Time to sell in the market?
Category: Investing and trading
Now that the stock market is about to break to new highs, you should be lining up things to sell. Sell into strength and buy into weakness is a winning formula.
Italian Stock Market
Can the Italian stock market stay above 19,802? If it breaks that support level, it could bring down all of Europe, and Europe could bring down the US stock market.
The smart money will be watching the FTSE MIB this coming week — not the trade war with China. Italy could be the end to this long bull market or at least the avenue to a 20+% correction.
They used to have something called the “bond vigilantes” keeping the bond market honest and correctly priced. There weren’t any actual people acting as vigilantes per se, but it was the general tendency of the bond market to adjust for either risk or inflation by demanding a higher rate of interest at a lower price.
The bond vigilantes have been basically asleep now for the last 10 years. We even have negative interest rates with a great number of bonds issued by governments. Central banks have taken over this market as a way to inject cheap money into their economies, so that the government debt market is highly artificial with central banks the one big buyer. Think of that — you actually end up losing money by buying these government bonds and the bonds are sold at a very high price to boot, which is all due to the manipulation by central banks.
I think when the bond vigilantes finally wake up from their long slumber is when this current bull market implodes. It will happen first in the bond market — you can easily make the case that the bond market today is even a bigger bubble than the bubbly stock market.

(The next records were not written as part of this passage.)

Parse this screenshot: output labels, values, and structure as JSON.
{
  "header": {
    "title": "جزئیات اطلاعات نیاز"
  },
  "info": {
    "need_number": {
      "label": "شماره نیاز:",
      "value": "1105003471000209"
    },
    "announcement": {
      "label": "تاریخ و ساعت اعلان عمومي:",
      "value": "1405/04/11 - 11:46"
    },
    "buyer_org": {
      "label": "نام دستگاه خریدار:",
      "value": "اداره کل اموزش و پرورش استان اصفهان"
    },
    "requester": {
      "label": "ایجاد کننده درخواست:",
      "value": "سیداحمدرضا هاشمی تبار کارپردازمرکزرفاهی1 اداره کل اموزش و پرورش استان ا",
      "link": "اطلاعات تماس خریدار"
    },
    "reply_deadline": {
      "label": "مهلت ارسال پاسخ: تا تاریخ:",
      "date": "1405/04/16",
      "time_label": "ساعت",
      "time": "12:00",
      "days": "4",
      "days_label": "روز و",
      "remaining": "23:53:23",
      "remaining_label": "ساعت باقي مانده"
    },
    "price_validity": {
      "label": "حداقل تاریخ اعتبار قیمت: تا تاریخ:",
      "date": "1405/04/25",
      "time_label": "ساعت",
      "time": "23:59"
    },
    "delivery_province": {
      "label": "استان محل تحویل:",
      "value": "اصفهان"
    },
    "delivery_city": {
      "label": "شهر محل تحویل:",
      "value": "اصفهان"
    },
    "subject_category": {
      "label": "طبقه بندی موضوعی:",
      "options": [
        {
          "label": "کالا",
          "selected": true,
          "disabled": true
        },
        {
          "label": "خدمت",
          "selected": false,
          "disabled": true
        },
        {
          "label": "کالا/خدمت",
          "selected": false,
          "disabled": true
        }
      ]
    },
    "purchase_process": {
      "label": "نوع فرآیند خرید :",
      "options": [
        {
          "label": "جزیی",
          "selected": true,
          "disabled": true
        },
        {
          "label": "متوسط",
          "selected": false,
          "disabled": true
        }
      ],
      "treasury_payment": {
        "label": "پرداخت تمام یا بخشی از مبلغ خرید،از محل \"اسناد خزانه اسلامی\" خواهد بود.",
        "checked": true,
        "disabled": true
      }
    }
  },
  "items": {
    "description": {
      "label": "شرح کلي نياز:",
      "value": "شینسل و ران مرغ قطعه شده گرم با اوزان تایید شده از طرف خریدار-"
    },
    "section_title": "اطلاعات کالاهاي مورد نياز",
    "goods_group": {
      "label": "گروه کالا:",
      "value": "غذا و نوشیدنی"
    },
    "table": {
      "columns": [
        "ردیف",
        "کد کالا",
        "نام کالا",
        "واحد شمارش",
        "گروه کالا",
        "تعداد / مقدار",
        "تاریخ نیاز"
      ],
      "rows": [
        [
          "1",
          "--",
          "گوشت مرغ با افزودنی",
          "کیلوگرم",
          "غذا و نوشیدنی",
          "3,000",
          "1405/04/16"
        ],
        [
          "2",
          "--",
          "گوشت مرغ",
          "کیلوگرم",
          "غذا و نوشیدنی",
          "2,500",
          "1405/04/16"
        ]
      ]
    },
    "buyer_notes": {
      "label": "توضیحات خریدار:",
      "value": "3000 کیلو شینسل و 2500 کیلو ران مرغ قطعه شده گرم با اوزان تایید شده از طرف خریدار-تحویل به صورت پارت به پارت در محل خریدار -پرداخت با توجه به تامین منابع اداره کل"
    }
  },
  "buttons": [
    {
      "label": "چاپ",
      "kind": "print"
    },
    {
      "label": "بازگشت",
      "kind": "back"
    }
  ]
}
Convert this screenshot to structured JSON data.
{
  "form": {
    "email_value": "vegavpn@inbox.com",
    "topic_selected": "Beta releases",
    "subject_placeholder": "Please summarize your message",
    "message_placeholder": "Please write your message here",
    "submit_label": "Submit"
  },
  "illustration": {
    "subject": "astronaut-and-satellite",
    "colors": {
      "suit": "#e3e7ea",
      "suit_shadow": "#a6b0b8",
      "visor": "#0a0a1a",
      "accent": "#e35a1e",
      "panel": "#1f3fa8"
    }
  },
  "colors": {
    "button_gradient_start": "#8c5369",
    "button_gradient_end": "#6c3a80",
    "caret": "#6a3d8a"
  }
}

With interest rates rocketing higher, you would have huge losses in the bond market because the bond prices would be collapsing sharply — perhaps 50% losses in a short amount of time. This magnitude of loss would have a ripple effect into the stock market, which would then have panic selling as well. That’s when the whole house of cards comes crashing down. Who knows how low both the bond market and the stock market would go?
Just wait for the bond vigilantes to wake up from their 10-year sleep. Best to be out of both the bond market and the stock market when that happens — or invest in a very good parachute.
If interest rates really start to rocket higher, that would be a good time to short the stock market, in my opinion. But it is very hard to time these things. If you are short too early, you will be punished.
Don’t trade individual stocks — too unpredictable. Trade particular sector ETFs that you are familiar with. And limit the number to no more than 5. Have one of the 5 represent the broader market. Become very familiar with how they trade and how volatile each tends to be so you know what to expect. Look for ETFs that have a lower left to upper right chart pattern, and avoid ones with a chart pattern that is erratic.
But you have to have a strategy. Mine is to trade corrections. I buy in larger increments as the correction deepens, but sell when the recovery gets back to the starting point or a little above — don’t be greedy, get out when you have a decent profit and not more. You need to have a large low buy when the correction gets to the low point to make any real money.
The challenge is that you never will know in advance when the correction has bottomed, so you must buy at a set pace, say with each 10% decline — not before — and each buy lower is larger to lower your average cost.
You never will know in advance when the correction is about to bottom but you can get a bit of a tell from the VIX. A VIX in the mid 20s and above isn’t sustainable so you are probably close to the bottom.
Also, corrections in recent history have had a kind of time stamp to them. The drop is sharp but on a limited number of trading days. I find that 19 trading days is a tell for when the bottom may occur — 19 days from the previous high.
The above strategy will always work in a continuing bull market, as the corrections will always recovery. But in a true bear market, the above strategy can become a death spiral down, so one must assess whether a bear market has commenced. That’s difficult to do.
And yet even in a bear market, one gets very sharp bear market rallies that can be traded on the long side if one is nimble and you don’t hold too long.
You can’t be both an investor and a trader. You have to pick one or the other.
To be successful in the market, you can’t really be taught how to do it, but must find an approach that truly fits your particular temperament and outlook. You have to try different things and see what fits because under stress, if it doesn’t fit, you will cop out and end up losing big.
There are sites where you can set up a pretend account and trade like it’s the real market. Best to use those sites first to see whether your strategy has any merit. It is much nicer to lose play money than real money!
You have to get to the point where you see the entire trade beforehand, so that you know the entry point, what you are doing while you hold the trade, and the exit point. You know all of this before entering the trade. Most traders also employ protective stops to get out of a seriously losing trade. You have to determine if and how you will use protective stops.
It’s all too easy to lose money in the market, and actually quite difficult to make money consistently over time. Never forget that trading is a zero sum game, with winners and losers both — the guy on the other end of the trade is always trying to beat you and beat you badly.
Keep a diary of your trades and ask yourself after the trade is over, what you did wrong and what you did right, i.e., learn from your trades — don’t keep making the same mistakes.
Guard against overconfidence, especially after having a string of wins. Don’t allow yourself to get too confident with the market — it will devour you if you do.